Cultural Evolutionary Dynamics Under Structural Uncertainty and the Consequences for Coupled Diffusion Processes
James Holland Jones
Earth Systems Science, Stanford University
The COVID-19 Pandemic has laid bare the social vulnerabilities that make epidemics larger, more deadly, and more difficult to control, both within the US and internationally. Differential vulnerability by social attributes (e.g., race, socioeconomic status, gender) leaves the overall population at greater risk for severe outbreaks than would be the case in less unequal populations. While health researchers have noted the societal vulnerability brought about by structural inequality for years, the COVID-19 pandemic has revealed other surprising sources of structural vulnerability that exacerbate transmission and complicate control. In particular, socio-political polarization has proven to be a pernicious problem for epidemic control. I will present results from a simple model that show how two social processes, homophily and out-group aversion, in a polarized population, can produce complex transmission dynamics that qualitatively resemble the course of the COVID-19 pandemic in the US. I will then present a cultural-evolutionary framework for understanding why such polarization arises in the context of a pandemic.

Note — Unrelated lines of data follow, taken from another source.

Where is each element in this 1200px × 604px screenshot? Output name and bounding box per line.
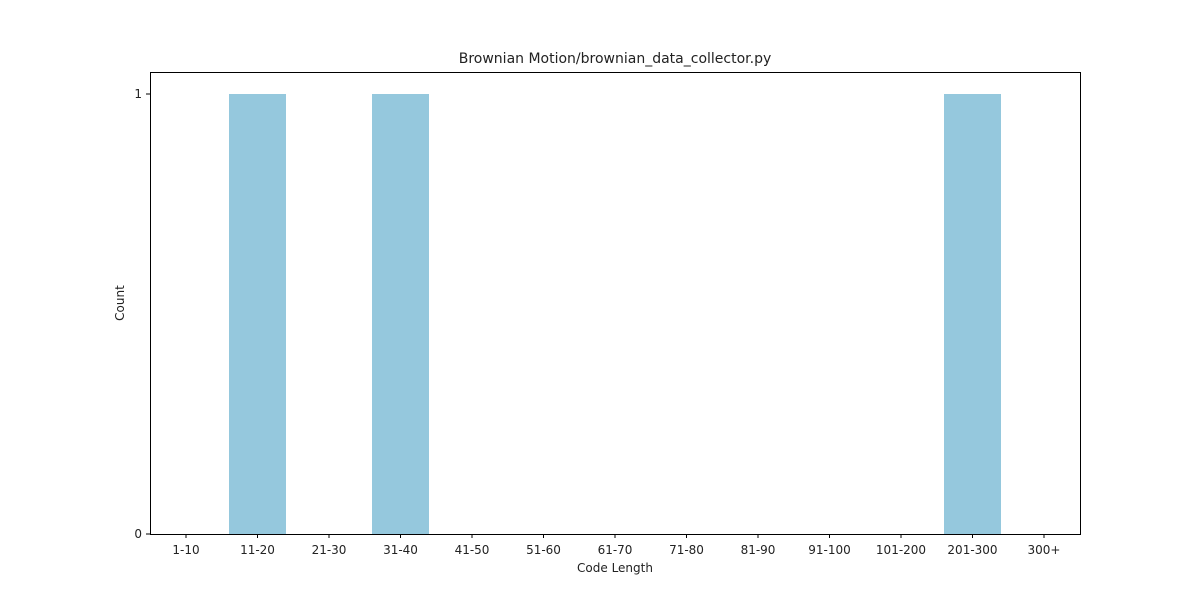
x-tick-label: 51-60 — [526, 543, 561, 557]
y-tick-label: 0 — [134, 527, 142, 541]
bar-31-40 — [372, 94, 429, 534]
y-axis-ticks: 01 — [134, 87, 150, 541]
x-tick-label: 1-10 — [172, 543, 199, 557]
x-tick-label: 81-90 — [741, 543, 776, 557]
plot-area-frame — [150, 72, 1081, 535]
x-tick-label: 91-100 — [808, 543, 851, 557]
x-tick-label: 300+ — [1028, 543, 1061, 557]
x-axis-label: Code Length — [577, 561, 653, 575]
y-tick-label: 1 — [134, 87, 142, 101]
x-tick-label: 31-40 — [383, 543, 418, 557]
x-tick-label: 61-70 — [598, 543, 633, 557]
bar-201-300 — [944, 94, 1001, 534]
bar-11-20 — [229, 94, 286, 534]
x-tick-label: 201-300 — [947, 543, 997, 557]
x-tick-label: 71-80 — [669, 543, 704, 557]
x-axis-ticks: 1-10 11-20 21-30 31-40 41-50 51-60 61-70 71-80 8… — [172, 534, 1060, 557]
x-tick-label: 21-30 — [312, 543, 347, 557]
x-tick-label: 11-20 — [240, 543, 275, 557]
chart-title: Brownian Motion/brownian_data_collector.… — [459, 51, 772, 67]
x-tick-label: 101-200 — [876, 543, 926, 557]
x-tick-label: 41-50 — [455, 543, 490, 557]
y-axis-label: Count — [113, 285, 127, 321]
bars-layer — [229, 94, 1001, 534]
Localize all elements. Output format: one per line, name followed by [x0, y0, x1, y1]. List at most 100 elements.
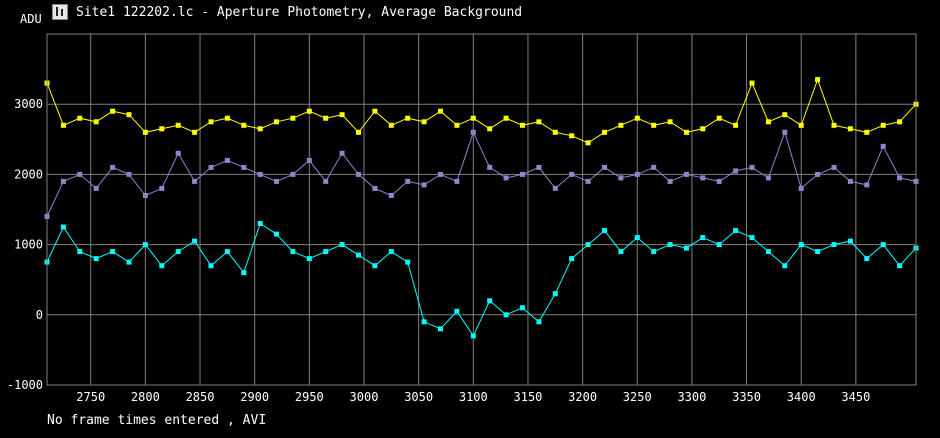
data-point	[110, 108, 116, 114]
data-point	[536, 119, 542, 125]
data-point	[536, 319, 542, 325]
series-line	[46, 78, 917, 144]
data-point	[602, 129, 607, 135]
data-point	[323, 115, 329, 121]
y-tick-label: -1000	[7, 378, 43, 392]
data-point	[110, 249, 116, 255]
data-point	[880, 143, 886, 149]
data-point	[405, 259, 411, 265]
data-point	[274, 119, 279, 125]
data-point	[126, 171, 132, 177]
data-point	[733, 228, 739, 234]
data-point	[306, 157, 312, 163]
data-point	[487, 126, 493, 132]
data-point	[126, 259, 132, 265]
data-point	[224, 249, 230, 255]
x-tick-label: 3200	[568, 390, 597, 404]
x-tick-label: 2950	[295, 390, 324, 404]
data-point	[569, 256, 575, 262]
data-point	[618, 249, 624, 255]
data-point	[602, 164, 607, 170]
x-tick-label: 3400	[787, 390, 816, 404]
y-tick-label: 2000	[14, 167, 43, 181]
data-point	[684, 171, 689, 177]
data-point	[864, 182, 870, 188]
data-point	[733, 122, 739, 128]
data-point	[405, 115, 411, 121]
data-point	[192, 238, 198, 244]
data-point	[438, 326, 443, 332]
window-title: Site1 122202.lc - Aperture Photometry, A…	[76, 4, 523, 20]
ticks-layer: 2750 2800 2850 2900 2950 3000 3050 3100 3150 3200…	[7, 97, 870, 404]
x-tick-label: 3300	[677, 390, 706, 404]
data-point	[749, 235, 755, 241]
data-point	[454, 122, 460, 128]
data-point	[421, 182, 427, 188]
data-point	[634, 115, 640, 121]
data-point	[897, 119, 903, 125]
grid-layer	[47, 34, 916, 386]
data-point	[700, 175, 706, 181]
x-tick-label: 3100	[459, 390, 488, 404]
data-point	[897, 263, 903, 269]
series-layer	[44, 77, 919, 339]
data-point	[716, 242, 722, 248]
data-point	[175, 249, 181, 255]
data-point	[372, 108, 378, 114]
data-point	[880, 242, 886, 248]
data-point	[421, 319, 427, 325]
data-point	[634, 235, 640, 241]
data-point	[60, 178, 66, 184]
series-2	[44, 221, 919, 339]
data-point	[667, 119, 673, 125]
data-point	[520, 305, 525, 311]
data-point	[667, 242, 673, 248]
x-tick-label: 3050	[404, 390, 433, 404]
data-point	[208, 263, 214, 269]
data-point	[716, 178, 722, 184]
data-point	[241, 270, 247, 276]
data-point	[847, 126, 853, 132]
app-icon[interactable]	[52, 4, 68, 20]
data-point	[323, 249, 329, 255]
data-point	[192, 129, 198, 135]
data-point	[110, 164, 116, 170]
data-point	[126, 112, 132, 118]
data-point	[520, 122, 525, 128]
data-point	[77, 171, 83, 177]
data-point	[700, 235, 706, 241]
data-point	[175, 122, 181, 128]
data-point	[372, 263, 378, 269]
data-point	[208, 164, 214, 170]
plot-frame	[46, 33, 917, 386]
data-point	[470, 333, 476, 339]
data-point	[487, 164, 493, 170]
data-point	[77, 115, 83, 121]
data-point	[60, 224, 66, 230]
data-point	[847, 178, 853, 184]
data-point	[306, 256, 312, 262]
y-tick-label: 0	[36, 308, 43, 322]
data-point	[733, 168, 739, 174]
data-point	[536, 164, 542, 170]
data-point	[257, 126, 263, 132]
data-point	[880, 122, 886, 128]
series-line	[46, 130, 917, 217]
data-point	[175, 150, 181, 156]
x-tick-label: 3000	[350, 390, 379, 404]
data-point	[241, 122, 247, 128]
data-point	[274, 231, 279, 237]
window-titlebar: Site1 122202.lc - Aperture Photometry, A…	[52, 3, 522, 21]
data-point	[142, 242, 148, 248]
data-point	[765, 249, 771, 255]
data-point	[405, 178, 411, 184]
data-point	[339, 150, 345, 156]
data-point	[93, 119, 99, 125]
data-point	[782, 112, 788, 118]
data-point	[224, 157, 230, 163]
data-point	[274, 178, 279, 184]
data-point	[306, 108, 312, 114]
data-point	[700, 126, 706, 132]
data-point	[634, 171, 640, 177]
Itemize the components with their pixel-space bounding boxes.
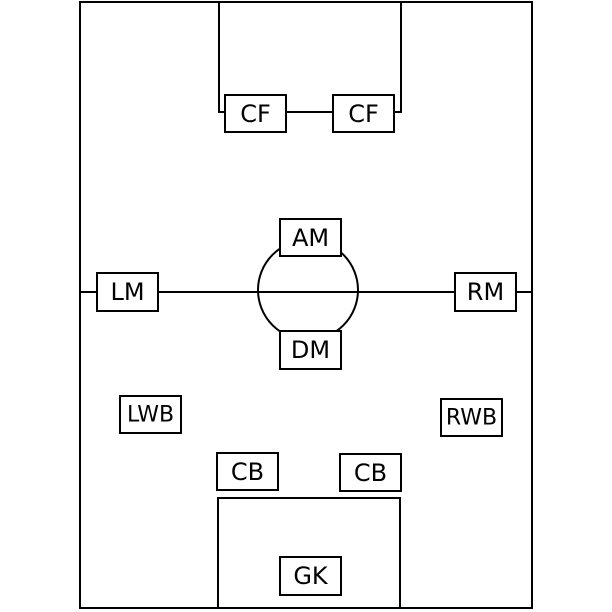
position-cb-right: CB [339,453,402,492]
position-dm: DM [279,330,342,370]
position-label: AM [292,224,329,252]
position-label: RM [467,278,504,306]
position-cf-left: CF [224,94,287,133]
position-label: DM [291,336,330,364]
position-cf-right: CF [332,94,395,133]
position-rm: RM [454,272,517,312]
position-gk: GK [279,556,342,596]
position-label: GK [293,562,329,590]
position-cb-left: CB [216,452,279,491]
position-label: LWB [127,403,174,428]
position-lwb: LWB [119,395,182,434]
position-label: RWB [446,406,497,431]
position-label: CB [231,458,264,486]
position-am: AM [279,218,342,257]
position-label: CF [348,100,379,128]
position-label: CF [240,100,271,128]
bottom-penalty-area [217,497,401,608]
position-label: CB [354,459,387,487]
position-lm: LM [96,272,159,312]
top-penalty-area [218,2,402,113]
position-rwb: RWB [440,398,503,437]
pitch-outline [79,1,533,609]
position-label: LM [110,278,144,306]
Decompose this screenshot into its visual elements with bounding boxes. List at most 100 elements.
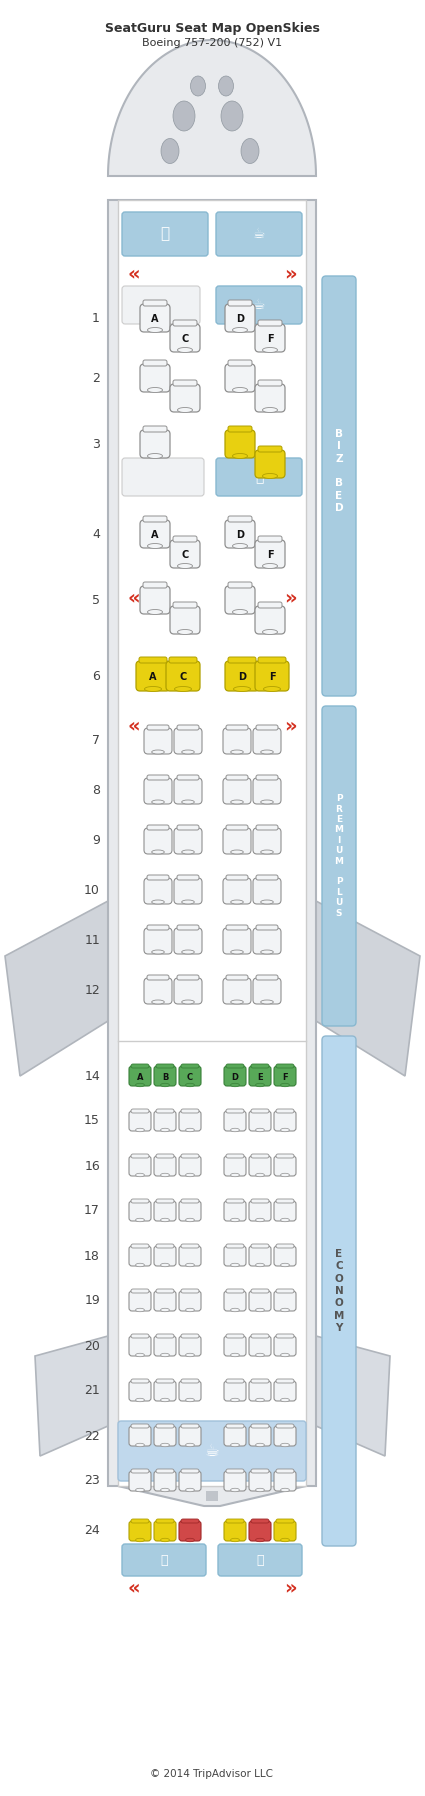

At the outset of a pandemic of a novel pathogen, people are suffused with uncertainty about the nature of the threat, its origin, the severity of disease, the effectiveness of control, timelines, etc. We hypothesize that uncertainty is a key variable underlying increased socio-political polarization on the one hand, and the response to crises such as pandemics on the other. Uncertainty is a fundamental feature not just of epidemics but of any existential crisis facing humanity more generally. Understanding how people respond to uncertainty, and crucially, what the aggregate effects of these responses are is therefore a critical need for research into existential threats. Conventional wisdom tells us that people employ social heuristics when faced with uncertainty. This is important since aggregation itself becomes a major source of structural uncertainty, as the behavior of ensembles of decision-makers is characterized by substantial nonlinearity, feedback, and often surprising threshold effects. I will present new work on modeling decision-making under uncertainty and the aggregate effects for “coupled-contagion” processes of social learning and pathogen diffusion.